Notre perception du monde varie selon la langue que l’on utilise

Une étude récente a démontré que notre façon de réfléchir change selon la langue dont on se sert.

S’exprimer dans une seconde langue donne en général l’impression que notre comportement change en partie, que l’on se comporte et réagit un tantinet différemment, comme si nous découvrons un nouvel angle de notre propre personnalité. Une étude récente publiée dans le Psychological Science a en effet décrit de façon précise comment la langue influence les individus, se focalisant sur les effets que cette dernière peut avoir sur la manière dont les personnes pensent.

L’étude a été dirigée par sept chercheurs, dont le professeur en linguistiques Panos Athanasopoulos, avant d’être rapportée par Mashable. L’étude a été fondée sur de multiples expériences qui leur ont permis de comparer la façon de percevoir de différents groupes d’individus s’exprimant dans différentes langues. Certains ne parlaient qu’allemand, d’autres seulement anglais et enfin d’autres encore étaient bilingues.

Révéler des contrastes

Dans une des expériences, les individus testés ont regardé des vidéos montrant des personnes en mouvement tel qu’un homme se dirigeant à vélo vers un supermarché ou une femme marchant en direction d’une voiture. Les individus anglais, qui ne pouvaient pas parler dans une seconde langue, quand on leur demandait ce qu’ils avaient vus, répondaient généralement : « un homme faisant du vélo » et « une femme marchant », sans mentionner la finalité de ces actions.

D’un autre côté, les Allemands monolingues eurent plus tendance à voir cela comme « un homme faisant du vélo en direction d’un supermarché » et « une femme marchant vers sa voiture ». Les auteurs de l’étude expliquent alors que la perception des Germanophones est holistique, prenant en compte l’environnement dans lequel l’action prend part. Les Anglophones, à l’inverse, tendent à se focaliser sur l’action elle-même.

Selon ces chercheurs, les différences peuvent être expliquées par les différences grammaticales entre ces deux langues. En somme l’anglais d’un point de vue grammaticale met en exergue les actions qui ont lieu en ajoutant « -ing » à la fin des verbes (comme dans « walking » ou « cycling » pour dire « to ride a bike »), et ainsi insiste sur ces derniers.

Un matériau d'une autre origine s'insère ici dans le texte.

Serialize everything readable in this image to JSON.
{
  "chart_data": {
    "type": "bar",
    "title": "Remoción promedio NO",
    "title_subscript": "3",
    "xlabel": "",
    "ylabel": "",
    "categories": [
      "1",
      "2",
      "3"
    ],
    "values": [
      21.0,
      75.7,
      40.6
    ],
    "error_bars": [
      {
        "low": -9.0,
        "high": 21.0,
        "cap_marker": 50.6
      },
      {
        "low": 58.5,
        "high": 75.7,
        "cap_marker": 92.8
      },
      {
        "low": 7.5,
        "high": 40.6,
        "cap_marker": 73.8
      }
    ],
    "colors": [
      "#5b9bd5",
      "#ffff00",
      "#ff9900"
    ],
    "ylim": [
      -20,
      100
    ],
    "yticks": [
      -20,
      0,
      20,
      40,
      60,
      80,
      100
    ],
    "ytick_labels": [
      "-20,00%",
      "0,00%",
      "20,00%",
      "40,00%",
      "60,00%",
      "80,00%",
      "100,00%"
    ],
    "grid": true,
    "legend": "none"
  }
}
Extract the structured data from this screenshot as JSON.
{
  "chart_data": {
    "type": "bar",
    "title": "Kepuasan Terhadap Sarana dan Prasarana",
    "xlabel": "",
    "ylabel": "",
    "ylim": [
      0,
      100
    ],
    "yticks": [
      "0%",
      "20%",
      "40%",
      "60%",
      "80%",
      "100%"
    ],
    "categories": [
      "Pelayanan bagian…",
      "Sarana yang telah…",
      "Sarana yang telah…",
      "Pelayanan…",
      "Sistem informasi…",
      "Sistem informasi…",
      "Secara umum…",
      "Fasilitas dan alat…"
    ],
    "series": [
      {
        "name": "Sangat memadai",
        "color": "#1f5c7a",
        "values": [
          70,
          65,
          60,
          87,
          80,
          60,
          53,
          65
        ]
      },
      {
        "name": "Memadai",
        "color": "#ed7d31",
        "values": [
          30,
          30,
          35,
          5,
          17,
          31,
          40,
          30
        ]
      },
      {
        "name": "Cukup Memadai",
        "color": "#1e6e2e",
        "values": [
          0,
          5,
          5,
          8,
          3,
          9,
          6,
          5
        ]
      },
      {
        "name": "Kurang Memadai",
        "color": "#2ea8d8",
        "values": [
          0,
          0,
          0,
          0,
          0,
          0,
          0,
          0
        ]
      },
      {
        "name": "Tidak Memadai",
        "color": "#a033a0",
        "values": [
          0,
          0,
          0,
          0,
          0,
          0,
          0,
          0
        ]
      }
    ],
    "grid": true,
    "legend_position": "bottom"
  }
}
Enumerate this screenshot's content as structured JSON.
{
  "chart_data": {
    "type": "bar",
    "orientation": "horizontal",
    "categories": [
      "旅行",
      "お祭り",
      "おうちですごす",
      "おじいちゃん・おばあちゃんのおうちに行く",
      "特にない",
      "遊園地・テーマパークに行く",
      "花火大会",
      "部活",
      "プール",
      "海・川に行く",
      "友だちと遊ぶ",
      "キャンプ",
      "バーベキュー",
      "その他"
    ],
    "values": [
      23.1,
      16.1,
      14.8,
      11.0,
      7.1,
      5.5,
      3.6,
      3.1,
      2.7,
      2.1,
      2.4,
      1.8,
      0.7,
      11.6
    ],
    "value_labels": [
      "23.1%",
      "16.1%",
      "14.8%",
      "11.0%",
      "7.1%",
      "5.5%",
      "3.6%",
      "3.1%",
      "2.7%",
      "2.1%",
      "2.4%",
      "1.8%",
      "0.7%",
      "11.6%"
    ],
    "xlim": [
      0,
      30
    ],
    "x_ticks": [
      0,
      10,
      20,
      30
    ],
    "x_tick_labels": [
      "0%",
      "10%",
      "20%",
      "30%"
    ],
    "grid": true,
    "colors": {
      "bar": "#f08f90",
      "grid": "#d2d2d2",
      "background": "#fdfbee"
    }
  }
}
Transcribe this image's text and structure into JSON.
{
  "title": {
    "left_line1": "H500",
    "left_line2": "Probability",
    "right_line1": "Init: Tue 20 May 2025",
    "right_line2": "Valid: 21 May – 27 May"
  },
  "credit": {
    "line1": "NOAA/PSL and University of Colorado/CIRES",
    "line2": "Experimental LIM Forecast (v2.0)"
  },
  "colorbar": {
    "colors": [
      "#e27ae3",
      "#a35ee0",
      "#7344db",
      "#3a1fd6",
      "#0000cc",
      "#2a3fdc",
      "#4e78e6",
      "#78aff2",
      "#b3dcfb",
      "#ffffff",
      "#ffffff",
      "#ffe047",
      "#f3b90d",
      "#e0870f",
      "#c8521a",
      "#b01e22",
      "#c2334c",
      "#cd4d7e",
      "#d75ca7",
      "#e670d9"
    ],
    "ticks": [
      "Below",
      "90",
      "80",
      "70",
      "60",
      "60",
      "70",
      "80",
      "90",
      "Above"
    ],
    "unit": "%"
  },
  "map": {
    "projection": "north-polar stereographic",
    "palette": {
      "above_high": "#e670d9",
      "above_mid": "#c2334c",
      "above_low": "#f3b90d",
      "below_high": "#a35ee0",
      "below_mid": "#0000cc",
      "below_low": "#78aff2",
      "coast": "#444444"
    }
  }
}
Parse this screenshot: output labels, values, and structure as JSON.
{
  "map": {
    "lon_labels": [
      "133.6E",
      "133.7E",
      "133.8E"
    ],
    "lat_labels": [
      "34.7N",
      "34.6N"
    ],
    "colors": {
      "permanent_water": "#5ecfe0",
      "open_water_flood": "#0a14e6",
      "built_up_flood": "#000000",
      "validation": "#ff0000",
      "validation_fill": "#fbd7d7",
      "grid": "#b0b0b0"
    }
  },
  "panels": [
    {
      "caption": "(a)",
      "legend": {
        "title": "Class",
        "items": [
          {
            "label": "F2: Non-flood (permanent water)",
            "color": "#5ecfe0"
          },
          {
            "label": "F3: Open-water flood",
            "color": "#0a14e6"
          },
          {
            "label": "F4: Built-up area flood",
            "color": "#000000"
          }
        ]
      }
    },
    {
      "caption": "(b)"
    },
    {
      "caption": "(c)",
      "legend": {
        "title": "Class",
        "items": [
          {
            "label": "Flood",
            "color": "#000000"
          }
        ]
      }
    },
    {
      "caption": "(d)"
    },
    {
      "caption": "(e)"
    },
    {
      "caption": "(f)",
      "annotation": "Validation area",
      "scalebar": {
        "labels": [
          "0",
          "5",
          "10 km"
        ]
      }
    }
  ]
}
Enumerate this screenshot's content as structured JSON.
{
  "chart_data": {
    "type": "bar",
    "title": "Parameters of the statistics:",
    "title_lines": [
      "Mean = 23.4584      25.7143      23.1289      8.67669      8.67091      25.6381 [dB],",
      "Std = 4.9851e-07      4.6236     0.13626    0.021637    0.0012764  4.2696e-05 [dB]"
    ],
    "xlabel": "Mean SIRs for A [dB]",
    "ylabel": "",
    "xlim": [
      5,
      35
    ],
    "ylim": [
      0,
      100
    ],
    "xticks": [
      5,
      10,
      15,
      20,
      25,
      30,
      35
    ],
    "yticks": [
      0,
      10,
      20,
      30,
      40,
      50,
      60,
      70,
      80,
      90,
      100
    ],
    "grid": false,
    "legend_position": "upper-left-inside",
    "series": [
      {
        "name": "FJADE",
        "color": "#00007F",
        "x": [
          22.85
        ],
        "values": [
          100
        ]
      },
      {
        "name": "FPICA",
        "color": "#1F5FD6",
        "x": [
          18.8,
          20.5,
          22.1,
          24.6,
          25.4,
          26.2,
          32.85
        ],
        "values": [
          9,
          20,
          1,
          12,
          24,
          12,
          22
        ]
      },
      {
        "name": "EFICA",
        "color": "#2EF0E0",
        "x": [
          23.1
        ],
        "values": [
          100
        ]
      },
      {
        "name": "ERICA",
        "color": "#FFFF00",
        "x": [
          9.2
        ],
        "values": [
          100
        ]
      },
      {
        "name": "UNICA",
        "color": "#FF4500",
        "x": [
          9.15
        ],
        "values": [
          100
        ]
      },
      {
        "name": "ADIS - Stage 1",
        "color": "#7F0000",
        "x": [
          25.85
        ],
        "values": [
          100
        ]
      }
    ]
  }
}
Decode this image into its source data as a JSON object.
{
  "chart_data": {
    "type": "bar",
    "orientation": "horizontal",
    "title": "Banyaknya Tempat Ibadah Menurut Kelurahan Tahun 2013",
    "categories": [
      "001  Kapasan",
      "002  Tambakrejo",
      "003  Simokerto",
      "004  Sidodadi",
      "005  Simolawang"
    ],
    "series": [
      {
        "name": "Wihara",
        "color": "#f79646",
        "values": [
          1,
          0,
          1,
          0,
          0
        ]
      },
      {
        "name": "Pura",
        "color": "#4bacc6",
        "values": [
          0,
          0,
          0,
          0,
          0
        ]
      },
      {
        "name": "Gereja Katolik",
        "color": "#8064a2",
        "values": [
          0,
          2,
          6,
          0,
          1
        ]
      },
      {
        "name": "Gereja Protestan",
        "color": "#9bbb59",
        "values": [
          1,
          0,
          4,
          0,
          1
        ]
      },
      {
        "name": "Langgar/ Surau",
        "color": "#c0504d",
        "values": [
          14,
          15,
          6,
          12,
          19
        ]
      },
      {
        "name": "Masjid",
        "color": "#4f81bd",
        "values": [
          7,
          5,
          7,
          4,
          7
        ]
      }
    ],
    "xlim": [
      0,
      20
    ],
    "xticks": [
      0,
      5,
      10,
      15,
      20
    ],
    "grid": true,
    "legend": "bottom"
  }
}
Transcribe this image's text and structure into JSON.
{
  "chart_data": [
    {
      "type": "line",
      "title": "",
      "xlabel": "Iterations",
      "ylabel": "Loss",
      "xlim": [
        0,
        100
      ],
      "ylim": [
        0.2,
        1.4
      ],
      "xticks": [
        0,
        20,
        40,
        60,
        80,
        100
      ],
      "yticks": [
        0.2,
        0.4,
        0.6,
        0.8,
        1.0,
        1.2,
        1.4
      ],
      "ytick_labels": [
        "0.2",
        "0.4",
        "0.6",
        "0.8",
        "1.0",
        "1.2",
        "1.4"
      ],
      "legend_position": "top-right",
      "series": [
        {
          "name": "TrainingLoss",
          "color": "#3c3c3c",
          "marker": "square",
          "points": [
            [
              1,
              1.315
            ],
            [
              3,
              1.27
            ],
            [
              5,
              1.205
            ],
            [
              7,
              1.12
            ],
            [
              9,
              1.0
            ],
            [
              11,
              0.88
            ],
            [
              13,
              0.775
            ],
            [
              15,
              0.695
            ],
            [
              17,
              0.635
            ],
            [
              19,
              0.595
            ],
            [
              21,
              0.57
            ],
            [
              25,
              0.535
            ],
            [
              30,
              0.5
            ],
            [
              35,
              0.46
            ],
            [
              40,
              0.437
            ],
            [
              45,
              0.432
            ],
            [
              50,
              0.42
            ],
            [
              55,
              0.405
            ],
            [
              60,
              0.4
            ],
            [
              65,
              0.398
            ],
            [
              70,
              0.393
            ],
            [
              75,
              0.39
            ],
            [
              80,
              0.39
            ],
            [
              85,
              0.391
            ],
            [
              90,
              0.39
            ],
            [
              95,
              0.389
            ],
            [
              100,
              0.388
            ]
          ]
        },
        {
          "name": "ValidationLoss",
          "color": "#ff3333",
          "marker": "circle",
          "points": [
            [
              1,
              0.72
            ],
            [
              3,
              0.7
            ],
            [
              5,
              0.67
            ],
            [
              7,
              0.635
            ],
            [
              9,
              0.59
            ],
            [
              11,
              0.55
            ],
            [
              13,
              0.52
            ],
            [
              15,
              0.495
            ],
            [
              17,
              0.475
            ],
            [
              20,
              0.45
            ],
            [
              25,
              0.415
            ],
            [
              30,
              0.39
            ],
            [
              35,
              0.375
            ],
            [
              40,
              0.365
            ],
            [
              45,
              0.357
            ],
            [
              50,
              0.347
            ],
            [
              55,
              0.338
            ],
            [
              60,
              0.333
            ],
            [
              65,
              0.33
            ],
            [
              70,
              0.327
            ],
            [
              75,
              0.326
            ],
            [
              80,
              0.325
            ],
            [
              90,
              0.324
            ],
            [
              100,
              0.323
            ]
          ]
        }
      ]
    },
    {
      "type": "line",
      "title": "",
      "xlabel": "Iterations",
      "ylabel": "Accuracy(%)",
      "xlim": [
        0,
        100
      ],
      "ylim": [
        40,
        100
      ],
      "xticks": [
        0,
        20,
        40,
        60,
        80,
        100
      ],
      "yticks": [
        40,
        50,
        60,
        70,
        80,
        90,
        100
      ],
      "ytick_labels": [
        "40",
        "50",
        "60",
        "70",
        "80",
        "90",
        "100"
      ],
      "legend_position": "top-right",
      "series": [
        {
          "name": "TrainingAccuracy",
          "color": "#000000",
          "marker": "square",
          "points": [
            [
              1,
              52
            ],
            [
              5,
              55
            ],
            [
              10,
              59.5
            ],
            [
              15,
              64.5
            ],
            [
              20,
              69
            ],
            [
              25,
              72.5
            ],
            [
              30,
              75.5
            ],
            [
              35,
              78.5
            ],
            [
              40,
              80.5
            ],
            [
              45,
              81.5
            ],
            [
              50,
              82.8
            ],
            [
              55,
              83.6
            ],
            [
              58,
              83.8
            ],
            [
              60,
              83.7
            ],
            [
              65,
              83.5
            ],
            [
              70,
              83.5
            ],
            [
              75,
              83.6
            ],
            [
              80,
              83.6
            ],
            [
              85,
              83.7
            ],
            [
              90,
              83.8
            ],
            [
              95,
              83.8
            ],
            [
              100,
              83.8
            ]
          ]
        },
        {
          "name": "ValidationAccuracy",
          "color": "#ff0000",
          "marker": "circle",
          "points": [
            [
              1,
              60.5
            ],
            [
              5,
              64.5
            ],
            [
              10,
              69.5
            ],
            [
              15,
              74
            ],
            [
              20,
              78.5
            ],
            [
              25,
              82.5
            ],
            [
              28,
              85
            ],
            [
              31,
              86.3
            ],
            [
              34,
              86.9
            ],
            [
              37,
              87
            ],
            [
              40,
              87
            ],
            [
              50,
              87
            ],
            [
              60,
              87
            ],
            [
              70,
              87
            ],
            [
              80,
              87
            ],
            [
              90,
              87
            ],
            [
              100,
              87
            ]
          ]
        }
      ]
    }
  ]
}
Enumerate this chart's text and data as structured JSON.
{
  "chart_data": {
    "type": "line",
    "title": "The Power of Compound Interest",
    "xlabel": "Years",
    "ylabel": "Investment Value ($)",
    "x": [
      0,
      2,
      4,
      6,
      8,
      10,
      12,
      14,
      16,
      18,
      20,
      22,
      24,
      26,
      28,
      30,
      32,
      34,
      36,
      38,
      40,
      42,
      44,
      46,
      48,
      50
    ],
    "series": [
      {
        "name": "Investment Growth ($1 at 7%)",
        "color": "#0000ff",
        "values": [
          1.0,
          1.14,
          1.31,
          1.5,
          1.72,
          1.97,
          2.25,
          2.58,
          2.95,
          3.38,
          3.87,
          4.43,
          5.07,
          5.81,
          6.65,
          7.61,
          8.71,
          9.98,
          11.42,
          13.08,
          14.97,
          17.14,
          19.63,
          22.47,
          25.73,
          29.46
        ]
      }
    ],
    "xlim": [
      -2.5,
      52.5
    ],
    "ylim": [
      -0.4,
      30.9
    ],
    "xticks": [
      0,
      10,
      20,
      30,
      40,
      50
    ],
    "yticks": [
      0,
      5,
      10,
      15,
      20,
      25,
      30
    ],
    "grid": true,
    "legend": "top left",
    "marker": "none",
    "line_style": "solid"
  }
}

La langue allemande, en revanche, ne se comporte pas de cette manière.

Les Bilingues : Des systèmes à deux pensées

Une autre expérience du même type a été conduite sur des individus bilingues parlants anglais et allemand. Ils ont eu à regarder le même type de vidéos tout en récitant des séquences de nombres à voix haute. L’effet d’une action de ce genre a été surprenant : En utilisant inconsciemment une de ces deux langues, l’autre langue s’imposa d’elle-même dans l’esprit de l’individu qui réfléchit alors en accord avec cette dernière.

En des termes concrets, quand les individus récitent machinalement en anglais, ils pensent en allemand, et dès lors en accord avec les perceptions holistiques de sa grammaire. Il en est de même dans le sens inverse. C’est aussi pourquoi, lorsqu’une séquence de nombre était récitée par un individu d’abord en allemand puis en anglais, un changement dans l’interprétation de la vidéo accompagnait cet inversement.

Enfin, un groupe d’Allemands qui étaient bilingues en anglais a aussi été étudié dans deux situations. La première a été de les amener à parler allemand dans leur propre pays : en tout logique, ils pensèrent de façon holistique. D’un autre côté, quand ils furent amenés au Royaume-Uni, et qu’on leur demanda de parler en anglais, ils révélèrent une façon de penser similaire à celle des Anglophones, se focalisant généralement sur les différentes actions des vidéos en détriment du contexte.

La manipulation à travers la langue

En démontrant les effets de la langue sur la pensée, cette étude fait échos avec le concept de « Novlangue » développé par George Orwell dans 1984. En effet, il apparait qu’une grande pauvreté de vocabulaire devrait logiquement amener à une restriction de la capacité de réflexion. Nombre de mots conceptuels nous permettent de mieux comprendre le monde qui nous entoure : les supprimer est de ce fait supprimer la pensée critique des individus.

Toutefois, une « novlangue » peut aussi amener les individus à penser de façon formatée. C’était pour cette raison que les Nazis ont reformulé leur propre langue, comme l’a analysé Victor Klemperer dans son livre LTI, Lingua Tertii Imperii, the language of the Third Reich. Il explique, par exemple, qu’ils ont souvent utilisé le préfixe « Volk », qui signifie « Peuple », afin de faire croire à ce dernier qu’ils essayaient de les servir.